Is your body rhythm trying to tell you something? Is it sometimes shouting at you to slow down or get going?
Work with Your Energy Cycle.
Your body has natural rhythms called energy cycles. You have heard people say, “I’m a morning person.” “I’m a night owl.” Throughout your day (or night), your energy level cycles up and down. When your energy cycle is up, you are at your peak of accomplishment. When it’s down, your body wants to rest and restore itself. Maximizing your peak cycles will gain you better productivity. Instead, if you try to force your cycle into another pattern like you might have in your college days studying for a test, you may be productive short-term, but that high energy will not last. Paying attention to your energy cycle will allow you to consistently perform at your peak over long periods of time.
Discover your energy cycle by planning it out. Learn your energy cycle patterns. As you are plotting your energy cycle, be aware of your eating and drinking behaviors. If you write this down over a few days, you will discover your pattern. Knowing your pattern is a huge benefit because you can plan your work and your meetings accordingly. If you have a very important meeting with a client, for example, you want that meeting held in your peak time, not when you are trying to stifle a yawn. If you have a complicated project to work on, you want to be at your peak performance.
Your Down Cycle.
When you are in a down cycle, you should avoid powering through it if you can. Those down cycles can create problems for you, because, as that task-oriented entrepreneurial personality, you want to get more done. Those times are the danger zones for eating, drinking, or taking medications to stimulate yourself and try to trick your body into working longer. Instead, try taking a walk, using your relaxation techniques, or even taking a short nap. Your energy can be restored, and then you will be ready for your high energy cycle time.
Draw Your Own Energy Cycle
Draw your line that starts at the beginning, starting at your typical get-out-of-bed time. Draw a line that mirrors your high and low periods during the day until bedtime. Maybe you are a night owl – and work best at night. Your line would show higher energy during those night hours. This timeline shows a person who gets sleepy right after lunch. If you find yourself with a dip during the day, recognize it when it hits and give into it. Take a break. Take a walk – farther than the refrigerator.
Time Zone Differences.
Maybe you live on the west coast, but your primary client is on the east coast, so your work schedule follows west coast time for availability – different from west coast time – but you are marking your energy cycles against your time zone. You have to have higher energy at 5 AM west coast time because your client starts at 8 AM east coast time. Your energy cycle needs to start at 4 AM west coast time.
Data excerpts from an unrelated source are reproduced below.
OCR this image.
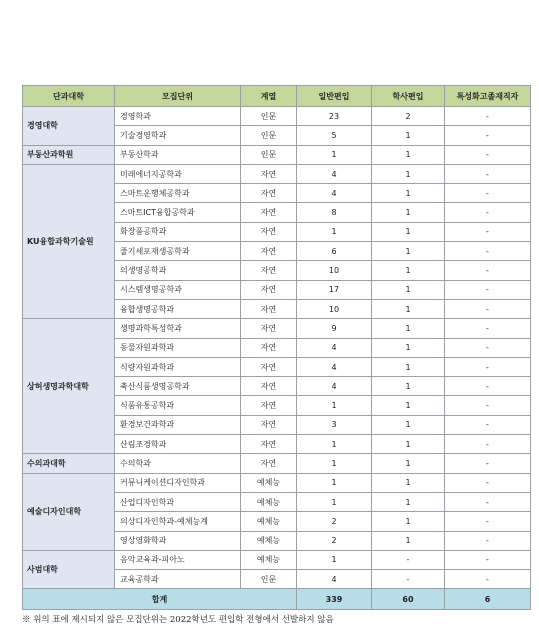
단과대학	모집단위	계열	일반편입	학사편입	특성화고졸재직자
경영대학	경영학과	인문	23	2	-
	기술경영학과	인문	5	1	-
부동산과학원	부동산학과	인문	1	1	-
KU융합과학기술원	미래에너지공학과	자연	4	1	-
	스마트운행체공학과	자연	4	1	-
	스마트ICT융합공학과	자연	8	1	-
	화장품공학과	자연	1	1	-
	줄기세포재생공학과	자연	6	1	-
	의생명공학과	자연	10	1	-
	시스템생명공학과	자연	17	1	-
	융합생명공학과	자연	10	1	-
상허생명과학대학	생명과학특성학과	자연	9	1	-
	동물자원과학과	자연	4	1	-
	식량자원과학과	자연	4	1	-
	축산식품생명공학과	자연	4	1	-
	식품유통공학과	자연	1	1	-
	환경보건과학과	자연	3	1	-
	산림조경학과	자연	1	1	-
수의과대학	수의학과	자연	1	1	-
예술디자인대학	커뮤니케이션디자인학과	예체능	1	1	-
	산업디자인학과	예체능	1	1	-
	의상디자인학과-예체능계	예체능	2	1	-
	영상영화학과	예체능	2	1	-
사범대학	음악교육과-피아노	예체능	1	-	-
	교육공학과	인문	4	-	-
합계			339	60	6
※ 위의 표에 제시되지 않은 모집단위는 2022학년도 편입학 전형에서 선발하지 않음
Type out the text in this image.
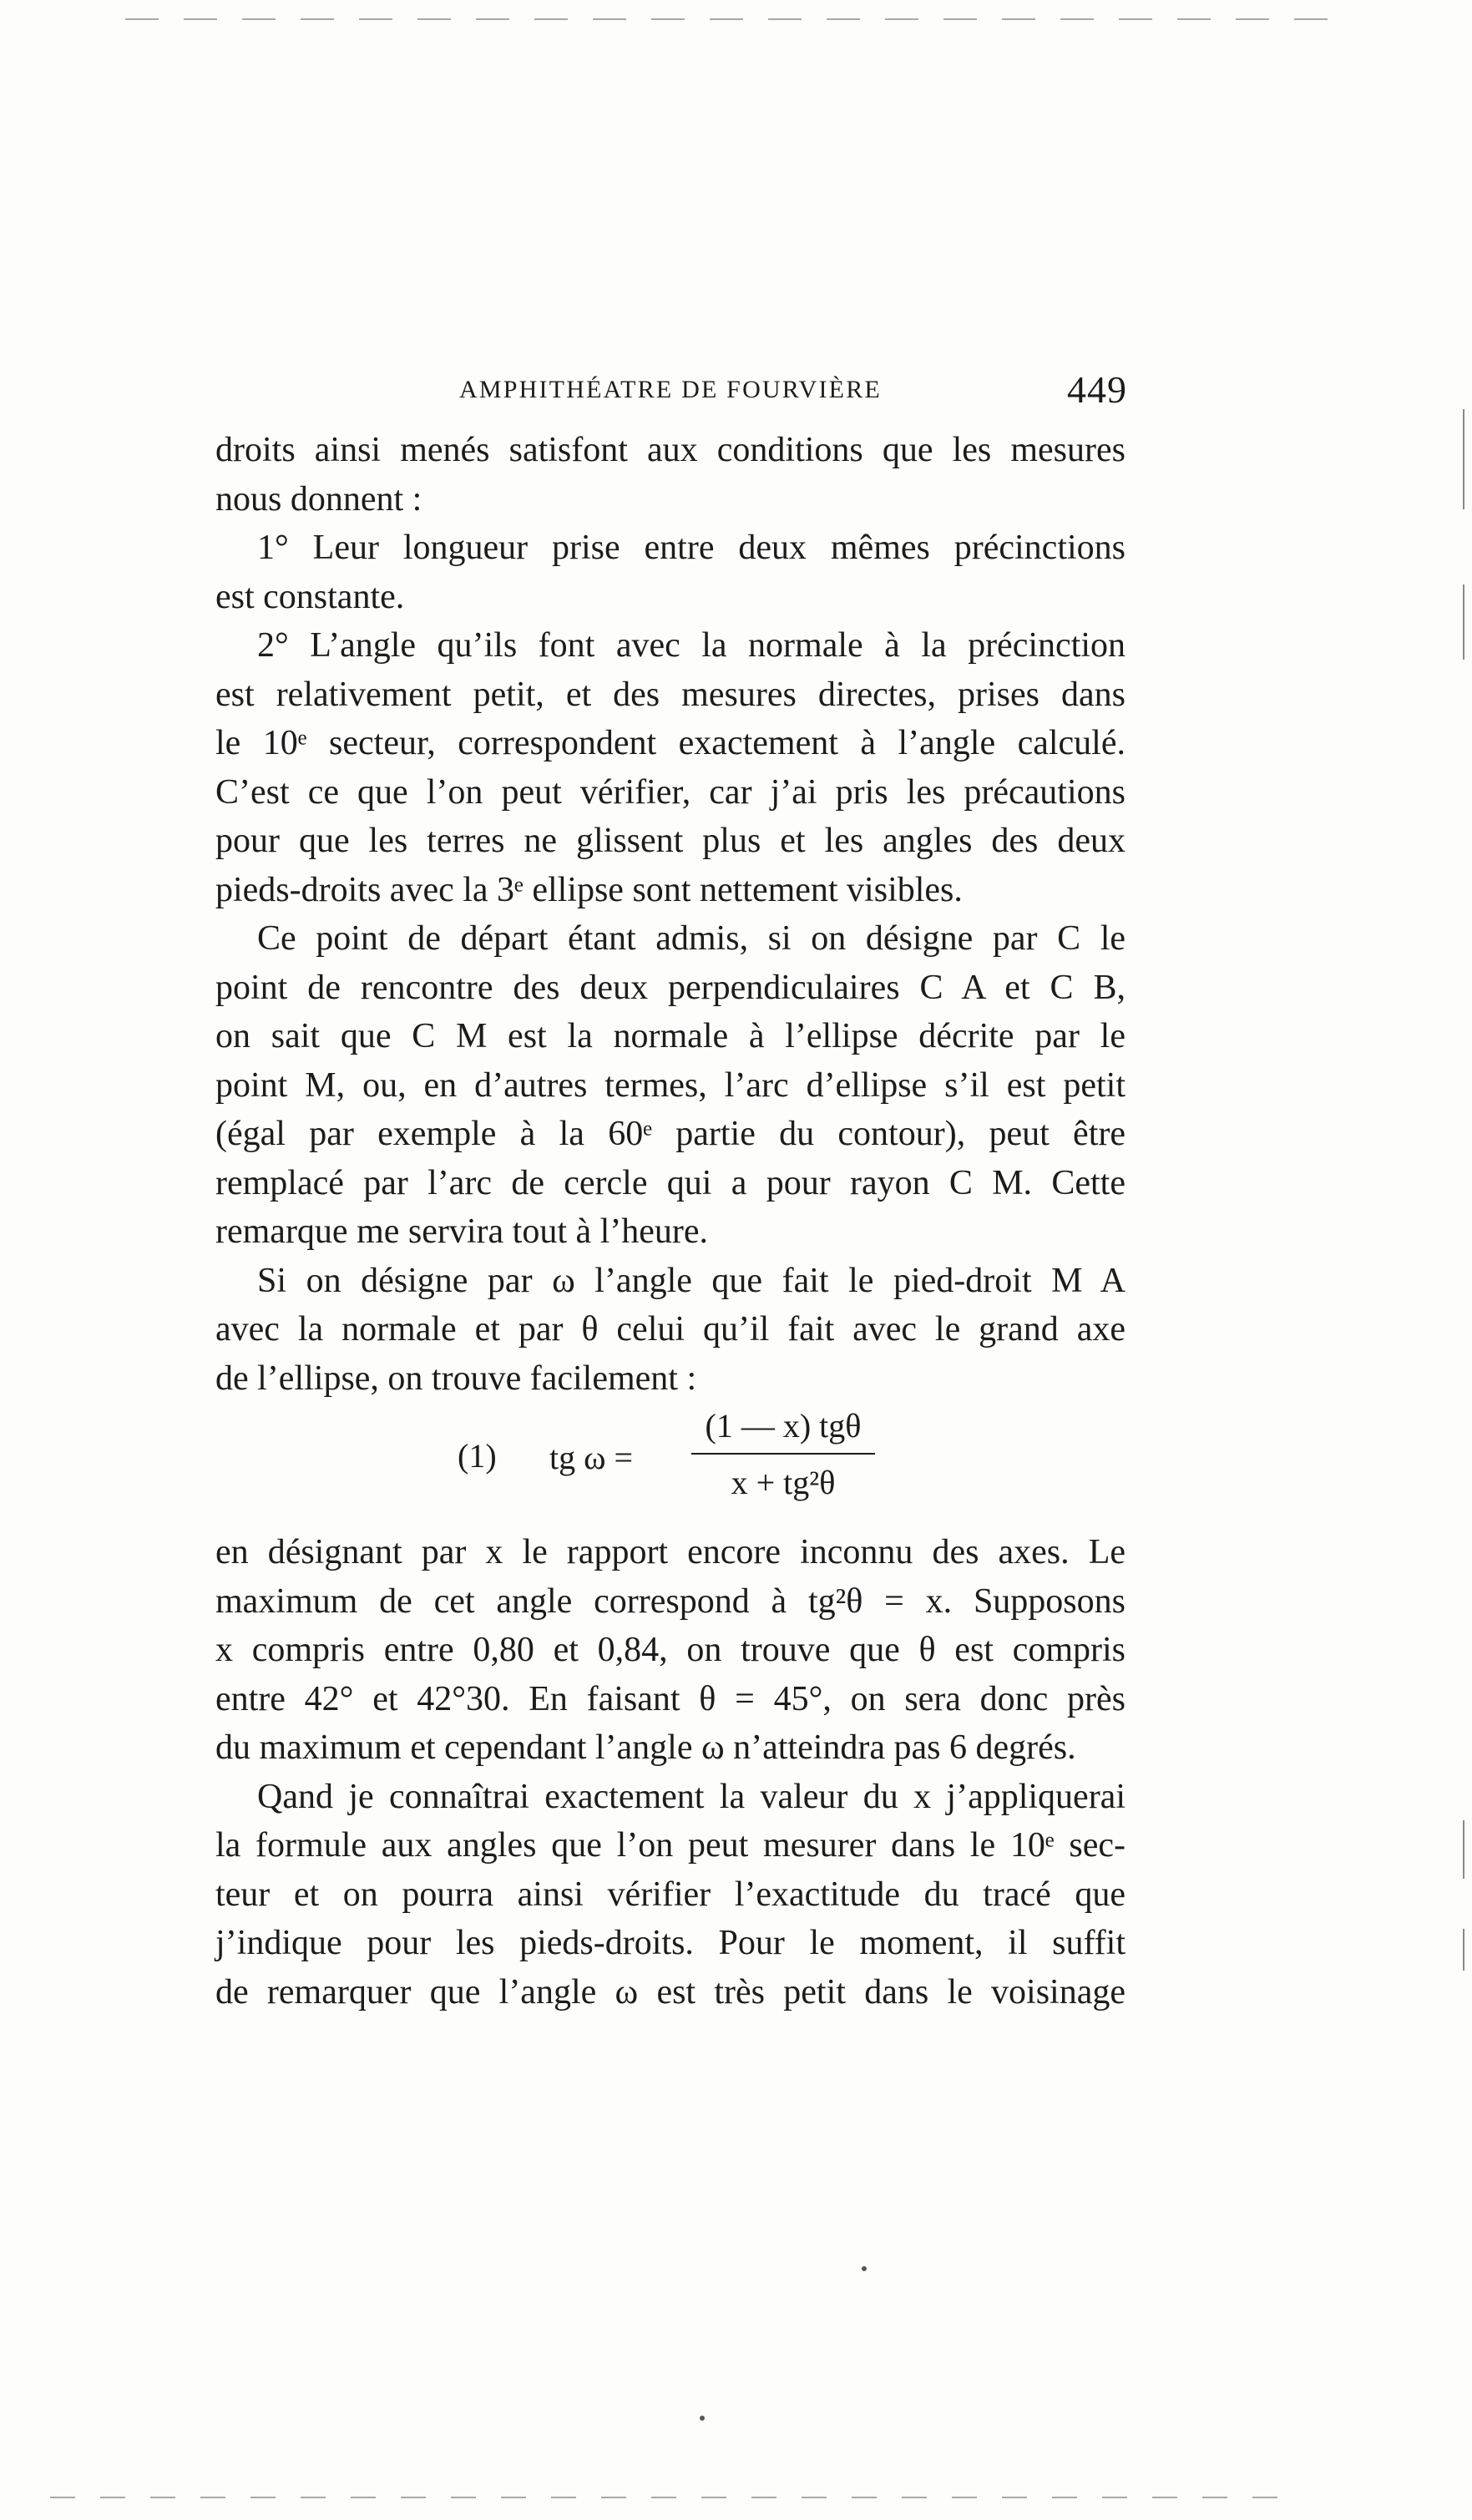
AMPHITHÉATRE DE FOURVIÈRE	449
droits ainsi menés satisfont aux conditions que les mesures
nous donnent :
1° Leur longueur prise entre deux mêmes précinctions
est constante.
2° L’angle qu’ils font avec la normale à la précinction
est relativement petit, et des mesures directes, prises dans
le 10ᵉ secteur, correspondent exactement à l’angle calculé.
C’est ce que l’on peut vérifier, car j’ai pris les précautions
pour que les terres ne glissent plus et les angles des deux
pieds-droits avec la 3ᵉ ellipse sont nettement visibles.
Ce point de départ étant admis, si on désigne par C le
point de rencontre des deux perpendiculaires C A et C B,
on sait que C M est la normale à l’ellipse décrite par le
point M, ou, en d’autres termes, l’arc d’ellipse s’il est petit
(égal par exemple à la 60ᵉ partie du contour), peut être
remplacé par l’arc de cercle qui a pour rayon C M. Cette
remarque me servira tout à l’heure.
Si on désigne par ω l’angle que fait le pied-droit M A
avec la normale et par θ celui qu’il fait avec le grand axe
de l’ellipse, on trouve facilement :
(1) tg ω =
(1 — x) tgθ
x + tg²θ
en désignant par x le rapport encore inconnu des axes. Le
maximum de cet angle correspond à tg²θ = x. Supposons
x compris entre 0,80 et 0,84, on trouve que θ est compris
entre 42° et 42°30. En faisant θ = 45°, on sera donc près
du maximum et cependant l’angle ω n’atteindra pas 6 degrés.
Qand je connaîtrai exactement la valeur du x j’appliquerai
la formule aux angles que l’on peut mesurer dans le 10ᵉ sec-
teur et on pourra ainsi vérifier l’exactitude du tracé que
j’indique pour les pieds-droits. Pour le moment, il suffit
de remarquer que l’angle ω est très petit dans le voisinage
Can You Fool Your Energy Cycle?
This may sound crazy, but I think you can. I have done seminars coast-to-coast for many years. For example, I flew from San Diego to Boston or Miami and had to be up and scintillating first thing in the morning on east coast time.
My secret was to think on the time zone I was in. Let's say I landed at 5 PM and was at the hotel by 6:30 PM eastern time. What time was it for me at Pacific time? 3:30 PM. But I didn't think that way. I reset my watch for 6:30 PM and that's how I operated.
After I checked out the training room, I was in bed and asleep by 9 PM eastern time because I had to get up early to open the boxes and set up the training materials.
I did it this way for 30 years, and it worked. Think on the time zone you are in. Try it! It may take a couple of tries, but it's better than dragging yourself through the next day!
Are You a Slow Starter?
Maybe you are a slow starter in the morning and need two hours before your workday starts. You may have to be starting at 3 AM to accommodate for the early call with your client. Your natural energy cycle when you get up is lower until you are functioning at your higher energy perk. When you give yourself the wakeup lag, you are going to be at a higher peak for your client call at 5 AM.
Establish a Routine.
A routine should be a productive one that benefits you the most and will allow for the greatest productivity. For example, since 3 PM is my low energy, lag time, I am better to do the less critical, more routine tasks. You could even put it on your calendar. Establishing a routine need not be a strict schedule that nothing interrupts. We all know that is not possible.
If you use your low energy cycle for responding to social media, doing your research, and other low energy tasks, you can better avoid performance load. Performance load occurs when your plate is so full that you are juggling too many tasks at once. Your performance can decrease because the load is simply too much. Handling too many tasks is not sustainable over a long period of time, and mistakes will happen. Balls will get dropped. If you do not set a limit or stop when you know too many balls are in the air, your available energy will be gone. When you know you are approaching rust out, you also know burn out is not far behind.
I find a routine helps, even in setting a time to retire to bed at night. Since I’m up between 5:30 and 6 in the morning, but night I am dog tired. I can push it until I am beyond tired or do the smart thing which is to go to bed at 8 PM and read a fun, take-me-away book for 30-45 minutes. If I follow this routine, I am much more likely to bound out of bed at 6 AM!